Dies vor allem. Grinsende Ironie. Das Grinsen war ihr Ding. Die Stiefel hatten nur selten gegrinst, und wenn, dann verstohlen. Ihr Markenzeichen war vielmehr das verständnisinnige Lächeln gewesen. Das warfen sie sich gegenseitig zu, wenn sie riefen: Wir waren nicht dabei! Wir haben nichts davon gewusst! Ja. Wenn sie das sagten, lächelten sie sich gegenseitig zu, ganz kurz nur, aus den Augenwinkeln sozusagen. Wir verstehen uns, sagte das Lächeln.

Das Pendant bei den Mützen war die lässige Ironie.
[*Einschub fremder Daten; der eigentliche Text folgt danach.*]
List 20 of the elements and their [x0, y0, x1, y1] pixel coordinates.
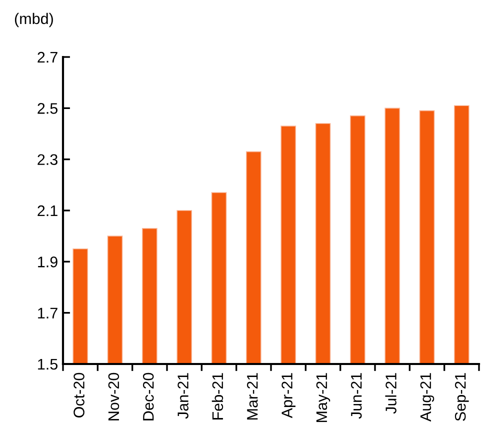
- x-tick-label: Mar-21: [246, 373, 258, 420]
- x-tick-label: May-21: [316, 373, 330, 422]
- y-tick-label: 1.7: [38, 308, 58, 318]
- x-tick-label: Oct-20: [74, 372, 84, 418]
- y-tick-label: 2.5: [38, 103, 58, 114]
- y-tick-label: 2.7: [38, 52, 58, 63]
- y-tick-label: 2.1: [38, 205, 58, 216]
- x-tick-label: Jun-21: [350, 373, 362, 419]
- x-tick-label: Sep-21: [454, 373, 469, 421]
- y-tick-label: 2.3: [38, 154, 58, 166]
- x-tick-label: Jul-21: [385, 373, 396, 414]
- x-tick-label: Nov-20: [108, 372, 120, 420]
- x-tick-label: Apr-21: [282, 373, 296, 418]
- x-tick-label: Aug-21: [420, 373, 434, 422]
- y-tick-label: 1.9: [38, 256, 58, 268]
- y-tick-label: 1.5: [38, 359, 58, 370]
- x-tick-label: Feb-21: [212, 373, 224, 420]
- x-tick-label: Jan-21: [178, 373, 188, 419]
- x-tick-label: Dec-20: [142, 372, 154, 420]
- y-axis-title: (mbd): [14, 12, 53, 28]
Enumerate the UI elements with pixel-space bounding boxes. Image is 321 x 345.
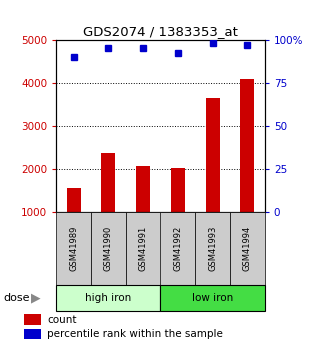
Text: GSM41989: GSM41989 <box>69 226 78 271</box>
Bar <box>56 212 91 285</box>
Bar <box>101 153 115 212</box>
Bar <box>67 188 81 212</box>
Text: GSM41992: GSM41992 <box>173 226 182 271</box>
Text: GSM41993: GSM41993 <box>208 226 217 271</box>
Bar <box>136 166 150 212</box>
Bar <box>230 212 265 285</box>
Bar <box>160 285 265 310</box>
Bar <box>160 212 195 285</box>
Text: high iron: high iron <box>85 293 132 303</box>
Text: ▶: ▶ <box>30 291 40 304</box>
Bar <box>24 314 41 325</box>
Bar <box>24 329 41 339</box>
Bar <box>240 79 254 212</box>
Text: GSM41991: GSM41991 <box>139 226 148 271</box>
Text: GSM41994: GSM41994 <box>243 226 252 271</box>
Text: count: count <box>47 315 77 325</box>
Text: percentile rank within the sample: percentile rank within the sample <box>47 329 223 339</box>
Title: GDS2074 / 1383353_at: GDS2074 / 1383353_at <box>83 26 238 39</box>
Text: dose: dose <box>3 293 30 303</box>
Text: low iron: low iron <box>192 293 233 303</box>
Bar <box>171 168 185 212</box>
Bar <box>56 285 160 310</box>
Bar <box>91 212 126 285</box>
Text: GSM41990: GSM41990 <box>104 226 113 271</box>
Bar <box>195 212 230 285</box>
Bar <box>206 98 220 212</box>
Bar <box>126 212 160 285</box>
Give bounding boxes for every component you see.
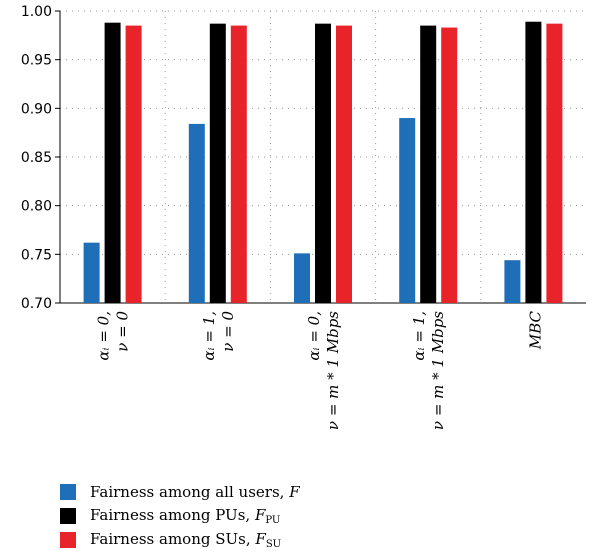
fairness-bar-chart: 0.70 0.75 0.80 0.85 0.90 0.95 1.00 αᵢ = 0,ν = 0…	[21, 4, 586, 430]
bar-s1-c2	[315, 23, 331, 304]
bar-s1-c1	[209, 23, 226, 304]
chart-legend: Fairness among all users, F Fairness amo…	[60, 480, 300, 552]
legend-swatch-pus	[60, 508, 76, 524]
bar-s2-c2	[336, 25, 352, 303]
legend-label-sus: Fairness among SUs, FSU	[90, 530, 282, 550]
y-tick-label-6: 1.00	[21, 4, 52, 20]
legend-item-all-users: Fairness among all users, F	[60, 480, 300, 504]
y-tick-label-5: 0.95	[21, 53, 52, 69]
y-tick-label-2: 0.80	[21, 199, 52, 215]
legend-item-pus: Fairness among PUs, FPU	[60, 504, 300, 528]
y-tick-label-4: 0.90	[21, 101, 52, 117]
legend-swatch-all-users	[60, 484, 76, 500]
category-label-4: MBC	[526, 310, 544, 350]
legend-label-all-users: Fairness among all users, F	[90, 483, 300, 501]
bar-s2-c1	[230, 25, 247, 303]
bar-s0-c0	[83, 242, 100, 303]
legend-swatch-sus	[60, 532, 76, 548]
bar-s2-c0	[125, 25, 142, 303]
bar-s2-c4	[546, 23, 563, 304]
legend-item-sus: Fairness among SUs, FSU	[60, 528, 300, 552]
bar-s0-c1	[188, 123, 205, 303]
bar-s0-c2	[294, 253, 310, 303]
bar-s1-c0	[104, 22, 121, 304]
y-tick-label-1: 0.75	[21, 247, 52, 263]
category-label-3: αᵢ = 1,ν = m * 1 Mbps	[410, 311, 447, 430]
y-tick-label-3: 0.85	[21, 150, 52, 166]
bar-s1-c3	[420, 25, 437, 303]
bar-s0-c4	[504, 260, 521, 303]
legend-label-pus: Fairness among PUs, FPU	[90, 506, 281, 526]
category-label-2: αᵢ = 0,ν = m * 1 Mbps	[305, 311, 342, 430]
bar-s2-c3	[441, 27, 458, 304]
bar-s0-c3	[399, 118, 416, 303]
y-tick-label-0: 0.70	[21, 296, 52, 312]
category-label-1: αᵢ = 1,ν = 0	[200, 311, 237, 361]
category-label-0: αᵢ = 0,ν = 0	[95, 311, 132, 361]
bar-s1-c4	[525, 21, 542, 304]
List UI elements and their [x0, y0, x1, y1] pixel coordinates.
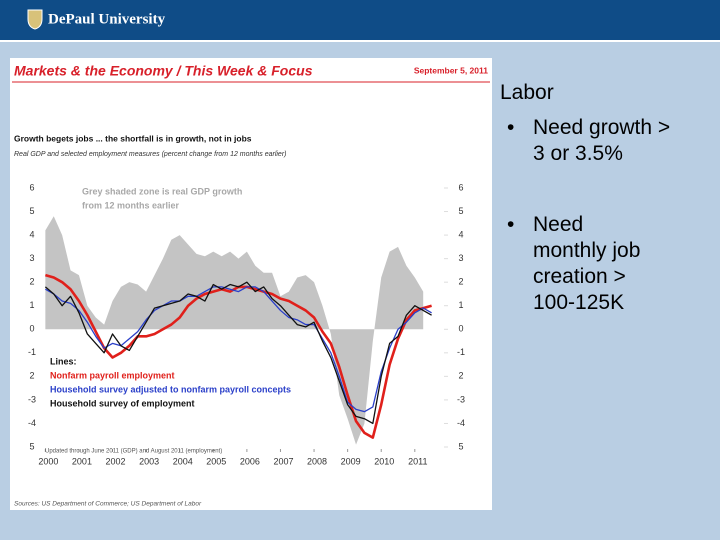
gdp-area: [45, 216, 424, 445]
annotation: Grey shaded zone is real GDP growth: [82, 186, 242, 196]
y2-tick-label: 5: [458, 441, 463, 451]
y-tick-label: -1: [28, 347, 36, 357]
logo-text: DePaul University: [48, 11, 166, 27]
legend-entry: Household survey of employment: [50, 398, 195, 408]
y2-tick-label: -3: [457, 394, 465, 404]
x-tick-label: 2001: [72, 456, 92, 466]
y-tick-label: 3: [29, 253, 34, 263]
x-tick-label: 2005: [206, 456, 226, 466]
chart-title: Growth begets jobs ... the shortfall is …: [14, 133, 252, 143]
y2-tick-label: 6: [458, 182, 463, 192]
x-tick-label: 2006: [240, 456, 260, 466]
y2-tick-label: 4: [458, 229, 463, 239]
y2-tick-label: 2: [458, 277, 463, 287]
y-tick-label: 2: [29, 277, 34, 287]
bullet-marker: •: [507, 213, 515, 236]
bullet-text: Need monthly job creation > 100-125K: [533, 213, 641, 314]
x-tick-label: 2004: [173, 456, 193, 466]
plot: 6 6 5 5 4 4 3 3 2 2 1 1 0 0 -1 -1 2 2 -3 -3 -4 -4 5 5 2000 2001 20…: [28, 182, 465, 466]
series-line: [44, 281, 432, 425]
bullet-marker: •: [507, 116, 515, 139]
chart-subtitle: Real GDP and selected employment measure…: [14, 151, 286, 158]
slide-heading: Labor: [500, 81, 554, 104]
chart-source: Sources: US Department of Commerce; US D…: [14, 501, 202, 508]
logo-shield: [27, 9, 43, 30]
header-bar: [0, 0, 720, 40]
annotation: from 12 months earlier: [82, 200, 180, 210]
y-tick-label: 4: [29, 229, 34, 239]
header-rule: [0, 40, 720, 42]
x-tick-label: 2007: [273, 456, 293, 466]
y-tick-label: 0: [29, 324, 34, 334]
x-tick-label: 2009: [341, 456, 361, 466]
y2-tick-label: 0: [458, 324, 463, 334]
legend-title: Lines:: [50, 356, 77, 366]
series-line: [45, 286, 432, 413]
chart-note: Updated through June 2011 (GDP) and Augu…: [45, 449, 222, 455]
y-tick-label: 6: [29, 182, 34, 192]
y2-tick-label: 2: [458, 371, 463, 381]
x-tick-label: 2010: [374, 456, 394, 466]
legend-entry: Household survey adjusted to nonfarm pay…: [50, 384, 291, 394]
y-tick-label: 1: [29, 300, 34, 310]
bullet-text: Need growth > 3 or 3.5%: [533, 116, 671, 165]
y2-tick-label: -4: [457, 418, 465, 428]
x-tick-label: 2011: [408, 456, 427, 466]
y2-tick-label: -1: [457, 347, 465, 357]
y-tick-label: 5: [29, 441, 34, 451]
legend-entry: Nonfarm payroll employment: [50, 370, 175, 380]
x-tick-label: 2008: [307, 456, 327, 466]
x-tick-label: 2003: [139, 456, 159, 466]
chart-banner: Markets & the Economy / This Week & Focu…: [14, 63, 313, 79]
y2-tick-label: 3: [458, 253, 463, 263]
y2-tick-label: 5: [458, 206, 463, 216]
y2-tick-label: 1: [458, 300, 463, 310]
y-tick-label: -4: [28, 418, 36, 428]
x-tick-label: 2000: [38, 456, 58, 466]
x-tick-label: 2002: [106, 456, 126, 466]
y-tick-label: 5: [29, 206, 34, 216]
y-tick-label: 2: [29, 371, 34, 381]
chart-date: September 5, 2011: [414, 65, 488, 75]
y-tick-label: -3: [28, 394, 36, 404]
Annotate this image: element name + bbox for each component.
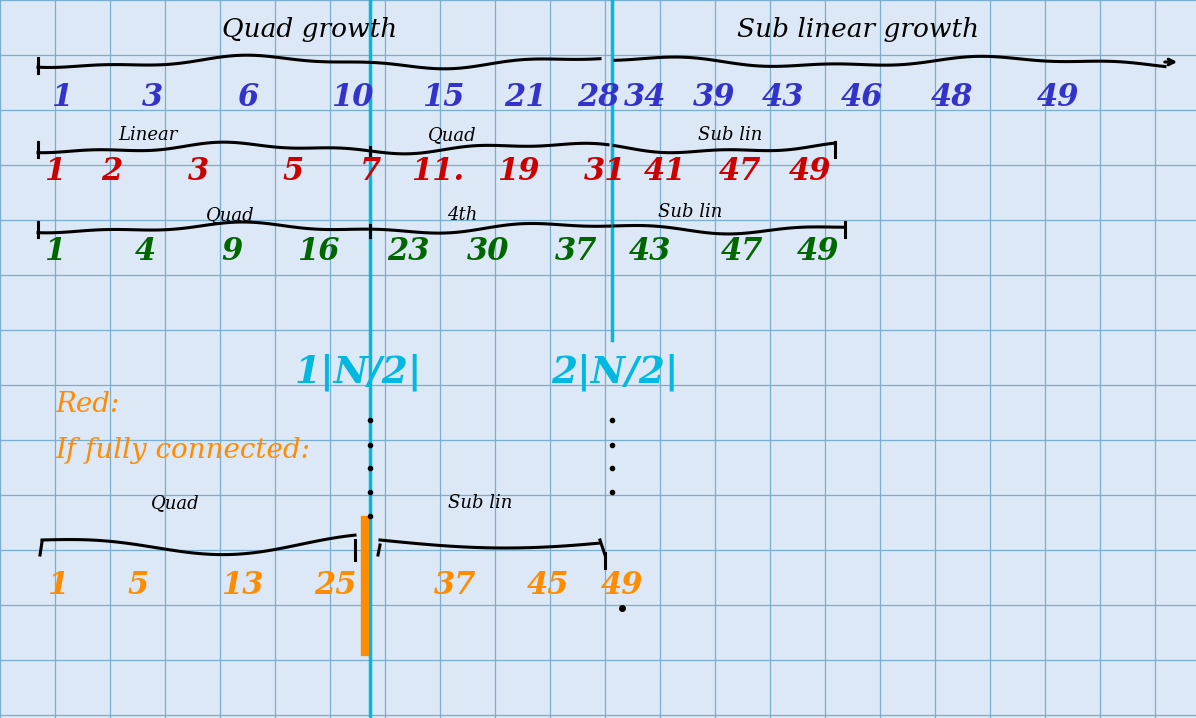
- Text: 3: 3: [188, 157, 208, 187]
- Text: 37: 37: [434, 569, 476, 600]
- Text: 43: 43: [629, 236, 671, 268]
- Text: Sub lin: Sub lin: [658, 203, 722, 221]
- Text: 10: 10: [331, 83, 373, 113]
- Text: Sub lin: Sub lin: [697, 126, 762, 144]
- Text: 47: 47: [719, 157, 761, 187]
- Text: 49: 49: [1037, 83, 1079, 113]
- Text: 31: 31: [584, 157, 627, 187]
- Text: 7: 7: [359, 157, 380, 187]
- Text: Sub lin: Sub lin: [447, 494, 512, 512]
- Text: 48: 48: [930, 83, 974, 113]
- Text: 34: 34: [624, 83, 666, 113]
- Text: 37: 37: [555, 236, 597, 268]
- Text: Quad: Quad: [428, 126, 476, 144]
- Text: 3: 3: [141, 83, 163, 113]
- Text: 9: 9: [221, 236, 243, 268]
- Text: 11.: 11.: [411, 157, 464, 187]
- Text: 49: 49: [600, 569, 643, 600]
- Text: 1: 1: [44, 236, 66, 268]
- Text: 46: 46: [841, 83, 884, 113]
- Text: 23: 23: [386, 236, 429, 268]
- Text: 25: 25: [313, 569, 356, 600]
- Text: 5: 5: [128, 569, 148, 600]
- Text: 47: 47: [721, 236, 763, 268]
- Text: 39: 39: [692, 83, 736, 113]
- Text: 4: 4: [134, 236, 155, 268]
- Text: 6: 6: [237, 83, 258, 113]
- Text: Red:: Red:: [55, 391, 120, 419]
- Text: Quad: Quad: [151, 494, 200, 512]
- Text: 2|N/2|: 2|N/2|: [551, 353, 679, 391]
- Text: 19: 19: [496, 157, 539, 187]
- Text: Quad: Quad: [206, 206, 255, 224]
- Text: 41: 41: [643, 157, 687, 187]
- Text: 21: 21: [504, 83, 547, 113]
- Text: 1|N/2|: 1|N/2|: [294, 353, 422, 391]
- Text: 16: 16: [297, 236, 340, 268]
- Text: 4th: 4th: [447, 206, 477, 224]
- Text: 49: 49: [788, 157, 831, 187]
- Text: 45: 45: [526, 569, 569, 600]
- Text: 43: 43: [762, 83, 804, 113]
- Text: 5: 5: [282, 157, 304, 187]
- Text: 49: 49: [797, 236, 840, 268]
- Text: Linear: Linear: [118, 126, 177, 144]
- Text: 1: 1: [51, 83, 73, 113]
- Text: 30: 30: [466, 236, 509, 268]
- Text: 1: 1: [48, 569, 68, 600]
- Text: 13: 13: [221, 569, 263, 600]
- Text: If fully connected:: If fully connected:: [55, 437, 310, 464]
- Text: Quad growth: Quad growth: [222, 17, 397, 42]
- Text: 1: 1: [44, 157, 66, 187]
- Text: Sub linear growth: Sub linear growth: [737, 17, 980, 42]
- Text: 15: 15: [422, 83, 464, 113]
- Text: 2: 2: [102, 157, 123, 187]
- Text: 28: 28: [576, 83, 620, 113]
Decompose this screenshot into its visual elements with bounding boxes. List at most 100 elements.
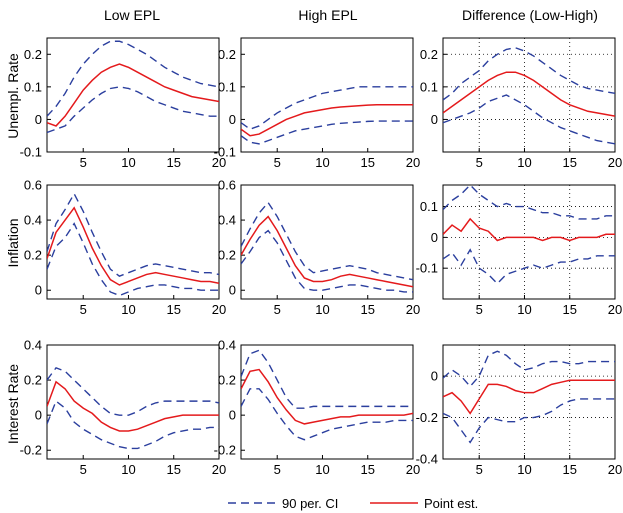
y-tick-label: 0.1	[420, 79, 438, 94]
y-tick-label: 0	[35, 408, 42, 423]
x-tick-label: 10	[121, 462, 135, 477]
x-tick-label: 15	[563, 462, 577, 477]
panel-r2-c0: 5 10 15 20 -0.2 0 0.2 0.4	[20, 338, 227, 478]
y-tick-label: 0.2	[218, 373, 236, 388]
y-tick-label: -0.1	[214, 145, 236, 160]
x-tick-label: 20	[406, 155, 420, 170]
x-tick-label: 15	[167, 462, 181, 477]
x-tick-label: 20	[212, 155, 226, 170]
ci-upper-line	[241, 201, 413, 281]
y-tick-label: -0.2	[416, 410, 438, 425]
ci-lower-line	[443, 398, 615, 444]
x-tick-label: 20	[212, 302, 226, 317]
ci-lower-line	[47, 399, 219, 450]
panel-r1-c1: 5 10 15 20 0 0.2 0.4 0.6	[218, 178, 420, 318]
ci-lower-line	[241, 388, 413, 441]
y-tick-label: 0.1	[420, 199, 438, 214]
y-tick-label: -0.2	[20, 443, 42, 458]
panel-r2-c1: 5 10 15 20 -0.2 0 0.2 0.4	[214, 338, 421, 478]
y-tick-label: 0.2	[24, 373, 42, 388]
legend: 90 per. CI Point est.	[228, 496, 478, 511]
x-tick-label: 5	[274, 462, 281, 477]
y-tick-label: 0.6	[218, 178, 236, 193]
x-tick-label: 10	[315, 155, 329, 170]
point-estimate-line	[443, 379, 615, 415]
point-estimate-line	[443, 217, 615, 242]
y-tick-label: -0.1	[416, 261, 438, 276]
x-tick-label: 5	[274, 155, 281, 170]
ci-upper-line	[241, 86, 413, 130]
axes-box	[46, 184, 220, 300]
ci-upper-line	[443, 185, 615, 220]
x-tick-label: 20	[608, 155, 622, 170]
x-tick-label: 20	[212, 462, 226, 477]
x-tick-label: 15	[361, 155, 375, 170]
x-tick-label: 15	[361, 462, 375, 477]
y-tick-label: 0	[229, 408, 236, 423]
y-tick-label: 0	[431, 112, 438, 127]
panel-r0-c0: 5 10 15 20 -0.1 0 0.1 0.2	[20, 37, 226, 170]
panel-r1-c0: 5 10 15 20 0 0.2 0.4 0.6	[24, 178, 226, 318]
x-tick-label: 20	[406, 302, 420, 317]
x-tick-label: 5	[80, 462, 87, 477]
row-label-interest-rate: Interest Rate	[5, 364, 21, 444]
y-tick-label: 0.1	[24, 79, 42, 94]
column-title-low-epl: Low EPL	[104, 7, 160, 23]
ci-upper-line	[241, 349, 413, 409]
ci-upper-line	[47, 40, 219, 117]
x-tick-label: 10	[517, 302, 531, 317]
ci-lower-line	[47, 86, 219, 134]
x-tick-label: 10	[517, 462, 531, 477]
column-title-high-epl: High EPL	[298, 7, 357, 23]
x-tick-label: 10	[121, 302, 135, 317]
ci-upper-line	[47, 192, 219, 277]
ci-lower-line	[443, 248, 615, 285]
y-tick-label: 0.4	[24, 213, 42, 228]
panel-r2-c2: 5 10 15 20 -0.4 -0.2 0	[416, 344, 622, 477]
x-tick-label: 5	[476, 155, 483, 170]
x-tick-label: 20	[406, 462, 420, 477]
y-tick-label: 0.4	[24, 338, 42, 353]
point-estimate-line	[443, 71, 615, 117]
point-estimate-line	[47, 63, 219, 127]
y-tick-label: 0	[35, 112, 42, 127]
x-tick-label: 10	[315, 302, 329, 317]
y-tick-label: 0	[229, 283, 236, 298]
y-tick-label: 0	[35, 283, 42, 298]
x-tick-label: 5	[476, 462, 483, 477]
y-tick-label: -0.4	[416, 452, 438, 467]
x-tick-label: 5	[80, 155, 87, 170]
y-tick-label: 0.1	[218, 79, 236, 94]
point-estimate-line	[241, 368, 413, 425]
axes-box	[46, 344, 220, 460]
y-tick-label: 0.6	[24, 178, 42, 193]
panel-r0-c1: 5 10 15 20-0.100.10.2	[214, 37, 420, 170]
panel-r0-c2: 5 10 15 20 0 0.1 0.2	[420, 37, 622, 170]
axes-box	[240, 344, 414, 460]
x-tick-label: 5	[80, 302, 87, 317]
point-estimate-line	[47, 380, 219, 432]
axes-box	[240, 37, 414, 153]
point-estimate-line	[47, 206, 219, 286]
axes-box	[442, 184, 616, 300]
legend-ci-label: 90 per. CI	[282, 496, 338, 511]
axes-box	[46, 37, 220, 153]
ci-lower-line	[443, 94, 615, 145]
y-tick-label: -0.1	[20, 145, 42, 160]
y-tick-label: 0.4	[218, 338, 236, 353]
row-labels: Unempl. Rate Inflation Interest Rate	[5, 53, 21, 444]
x-tick-label: 5	[476, 302, 483, 317]
x-tick-label: 5	[274, 302, 281, 317]
y-tick-label: 0.2	[420, 47, 438, 62]
x-tick-label: 15	[167, 155, 181, 170]
y-tick-label: 0	[431, 230, 438, 245]
y-tick-label: -0.2	[214, 443, 236, 458]
column-title-difference: Difference (Low-High)	[462, 7, 598, 23]
legend-point-label: Point est.	[424, 496, 478, 511]
ci-lower-line	[241, 229, 413, 293]
x-tick-label: 10	[315, 462, 329, 477]
x-tick-label: 20	[608, 462, 622, 477]
y-tick-label: 0	[229, 112, 236, 127]
y-tick-label: 0.2	[218, 248, 236, 263]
Die lässige Ironie eroberte ganz neue Gebreite dem Herrschaftswillen. Es ist ein Zeichen von Dummheit, wusste die lässige Ironie, überhaupt etwas ernst zu nehmen. Ja, im Ernstnehmen offenbart sich der Dumme. Der Dumpfe. Der Schlaue, der lässig Ironische, der denkt zu allem auch immer gleich das Gegenteil. Das ist eben die Ironie! Das verstehen nur die Schlauen, und daran erkennen sie sich! Und erkennen eben auch die Dumpfen, die das Gegenteil nicht mitzudenken vermögen.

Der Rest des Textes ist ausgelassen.